BHVI CEO Professor Brien Holden said that Australia through the BHVI and its collaborators was leading the world by hosting a recent World Health Organization global meeting on myopia and establishing the world’s first myopia institute.
He said the independent scientific organisation would collate and discuss evidence-based knowledge about causes of myopia, its prevalence and consequences, particularly those of high myopia, and possible interventions that might be useful in controlling the condition and its side-effects.
‘The institute will consist of 100 distinguished scientists and researchers in the area of myopia reviewing the latest scientific findings in all areas of myopia research and preparing publications and information for all stakeholders,’ Professor Holden said.
‘They will take part in the institute’s programs, and scientific meetings, writing and collating position papers and scientific articles.
‘The institute will discuss research and areas needing research, pointing out what is known, what is not known that needs to be investigated, and researchers anywhere can then take up the challenge in a co-ordinated, co-operative and fully-informed way.
‘This sharing of knowledge will advance everyone’s thinking and planning.
‘A major theme will be the control of myopia with the aim of stemming the tide and the side-effects.
‘We know that some drugs, increasing outdoor time, myopia control spectacles and myopia control contact lenses do work. The question is whether their effects could be synergistic.’
The institute will be run by management and a board and its finances will be constituted within and be overseen by the Vision CRC board using some of the continuing funding from commercialisation revenues generated by Vision CRC programs.
Professor Holden said the world was facing a major vision challenge from the epidemic of myopia as its prevalence and level were rising dramatically.
‘Without substantial investment in the science to address the issue by 2050, half the world will be myopic and high myopia could become the leading cause of blindness,’ he said.
The world’s myopic population is expected to rise from 1.3 billion myopes in 2000 to 4.9 billion by 2050, according to a recent meta-analysis by the BHVI.
‘It has been known for many years that the length of the highly myopic eye stretches and damages the retina. Greater axial elongation of the eye in higher levels of myopia causes that stretching of the retina, leading to retinal damage and in many cases, eventual vision loss,’ he said.
‘Understanding myopia and the development of interventions to stop its progress are critical.
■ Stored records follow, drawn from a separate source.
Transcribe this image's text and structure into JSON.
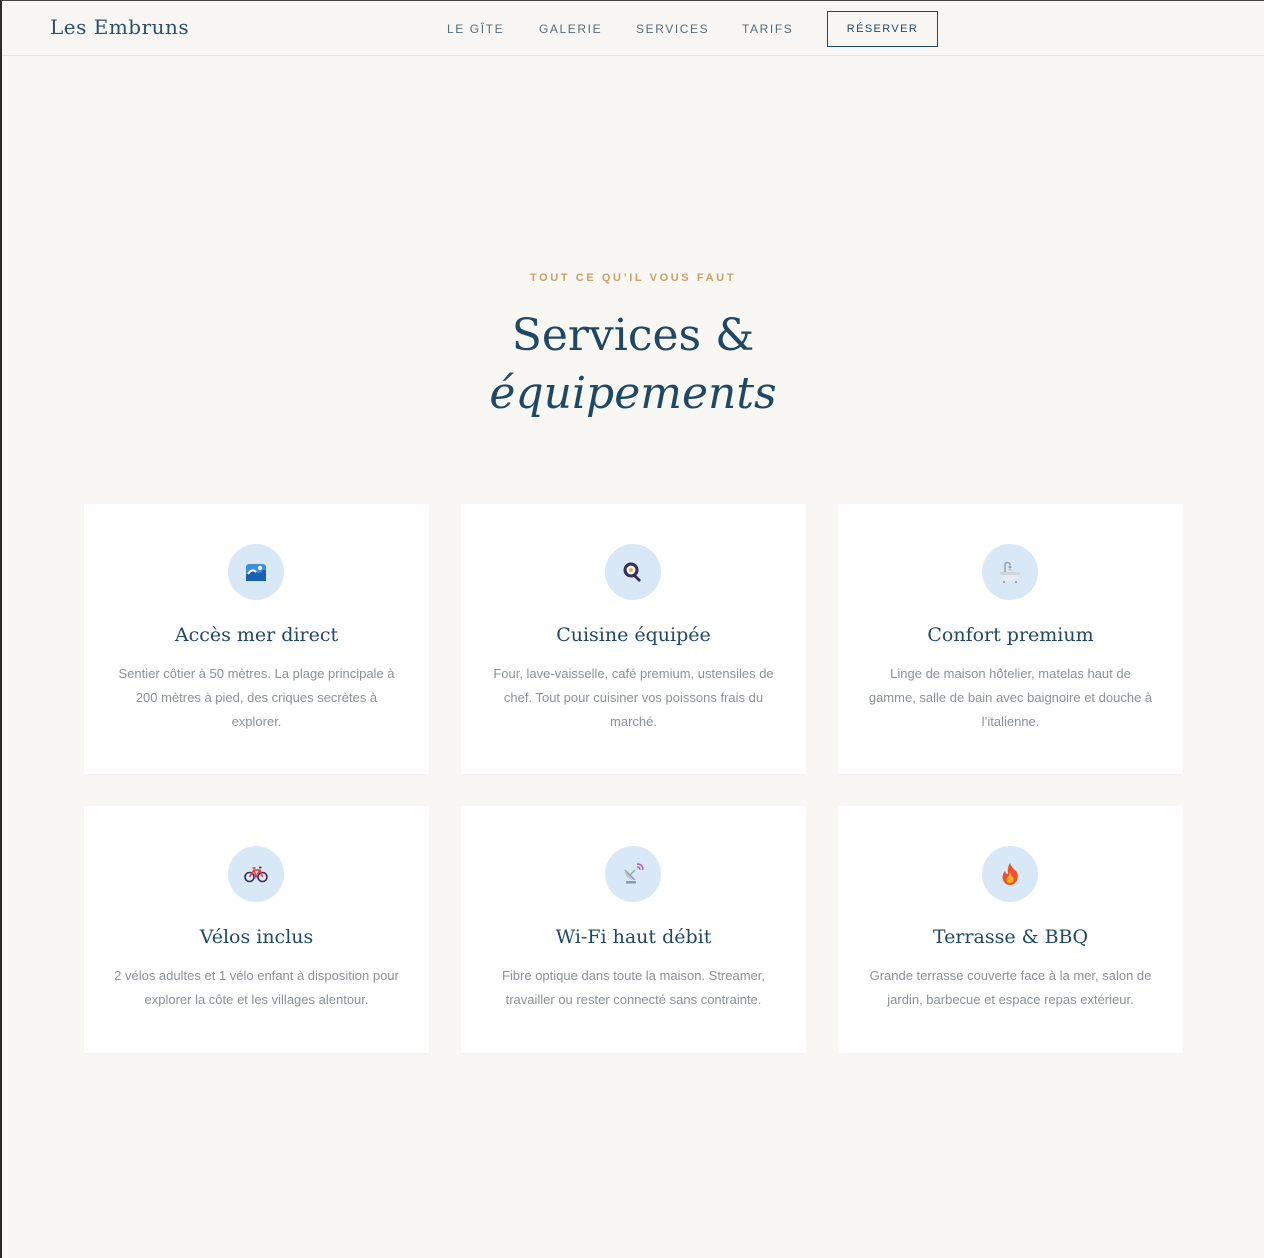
{
  "nav": {
    "brand": "Les Embruns",
    "links": [
      "LE GÎTE",
      "GALERIE",
      "SERVICES",
      "TARIFS"
    ],
    "cta": "RÉSERVER"
  },
  "section": {
    "eyebrow": "TOUT CE QU’IL VOUS FAUT",
    "title_line1": "Services &",
    "title_line2": "équipements"
  },
  "cards": [
    {
      "icon": "wave-icon",
      "title": "Accès mer direct",
      "desc": "Sentier côtier à 50 mètres. La plage principale à 200 mètres à pied, des criques secrètes à explorer."
    },
    {
      "icon": "frying-pan-icon",
      "title": "Cuisine équipée",
      "desc": "Four, lave-vaisselle, café premium, ustensiles de chef. Tout pour cuisiner vos poissons frais du marché."
    },
    {
      "icon": "bathtub-icon",
      "title": "Confort premium",
      "desc": "Linge de maison hôtelier, matelas haut de gamme, salle de bain avec baignoire et douche à l’italienne."
    },
    {
      "icon": "bicycle-icon",
      "title": "Vélos inclus",
      "desc": "2 vélos adultes et 1 vélo enfant à disposition pour explorer la côte et les villages alentour."
    },
    {
      "icon": "satellite-dish-icon",
      "title": "Wi-Fi haut débit",
      "desc": "Fibre optique dans toute la maison. Streamer, travailler ou rester connecté sans contrainte."
    },
    {
      "icon": "fire-icon",
      "title": "Terrasse & BBQ",
      "desc": "Grande terrasse couverte face à la mer, salon de jardin, barbecue et espace repas extérieur."
    }
  ],
  "colors": {
    "background": "#f8f7f4",
    "primary": "#1f4866",
    "accent": "#c9a066",
    "icon_bg": "#d9e8f6"
  }
}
There’s an urgent responsibility to take action but also an opportunity for Australia to take the lead in this area.’
Myopia is also developing at younger ages, for example 53 per cent of nine-year-olds in Singapore are myopic.
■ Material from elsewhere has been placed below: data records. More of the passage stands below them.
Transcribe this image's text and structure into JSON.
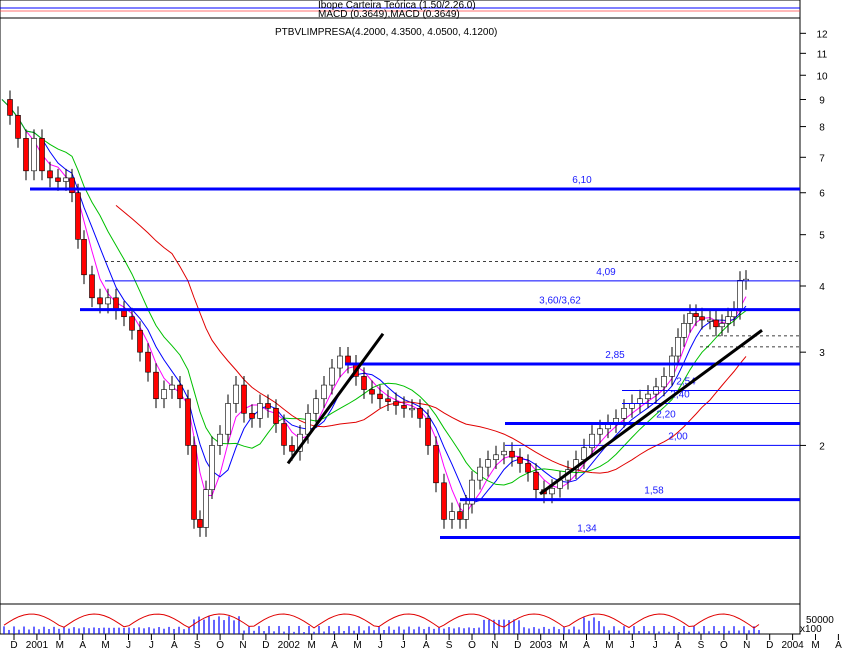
{
  "top_panel": {
    "line1": "Ibope Carteira Teórica (1.50/2.26.0)",
    "line2": "MACD (0.3649),MACD (0.3649)"
  },
  "price_panel": {
    "title": "PTBVLIMPRESA(4.2000, 4.3500, 4.0500, 4.1200)"
  },
  "bottom_panel": {
    "y_tick": "50000",
    "multiplier": "x100"
  },
  "colors": {
    "support_lines": "#0000ff",
    "ma_fast_blue": "#0000ff",
    "ma_magenta": "#ff00ff",
    "ma_green": "#00c000",
    "ma_red": "#e00000",
    "up_candle": "#ffffff",
    "down_candle": "#ff0000",
    "trendlines": "#000000"
  },
  "chart_data": {
    "type": "candlestick",
    "y_scale": "log",
    "y_ticks": [
      2,
      3,
      4,
      5,
      6,
      7,
      8,
      9,
      10,
      11,
      12
    ],
    "x_ticks": [
      "D",
      "2001",
      "M",
      "A",
      "M",
      "J",
      "J",
      "A",
      "S",
      "O",
      "N",
      "D",
      "2002",
      "M",
      "A",
      "M",
      "J",
      "J",
      "A",
      "S",
      "O",
      "N",
      "D",
      "2003",
      "M",
      "A",
      "M",
      "J",
      "J",
      "A",
      "S",
      "O",
      "N",
      "D",
      "2004",
      "M",
      "A"
    ],
    "levels": [
      {
        "label": "6,10",
        "value": 6.1
      },
      {
        "label": "4,09",
        "value": 4.09
      },
      {
        "label": "3,60/3,62",
        "value": 3.61
      },
      {
        "label": "2,85",
        "value": 2.85
      },
      {
        "label": "2,54",
        "value": 2.54
      },
      {
        "label": "2,40",
        "value": 2.4
      },
      {
        "label": "2,20",
        "value": 2.2
      },
      {
        "label": "2,00",
        "value": 2.0
      },
      {
        "label": "1,58",
        "value": 1.58
      },
      {
        "label": "1,34",
        "value": 1.34
      }
    ]
  }
}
The idea was the brainchild of Professor Brien Holden, Dr Monica Jong from BHVI, former head of Chronic Diseases Prevention and Management at the World Health Organization Professor Serge Resnikoff, and Chief Health Officer at the University of Houston, Professor Earl Smith.
They all attended the BHVI-WHO Global Scientific Meeting on Myopia at the University of NSW in March, hosted by the BHVI.
It involved 26 experts from around the world converging to agree on definitions of myopia and high myopia, review evidence and devise an action plan.
‘This is the first step in having high myopia and myopic macular degeneration recognised on a global level so that we can better quantify the contribution of myopic macular degeneration to world blindness in the global health survey which currently ignores myopia,’ Professor Holden said.
The evening after the meeting, more than 80 optometrists attended a professional education event on myopia for optometrists at the BHVI, with lectures delivered by Professor Holden, Professor Smith, Professor Resnikoff and Dr Jong.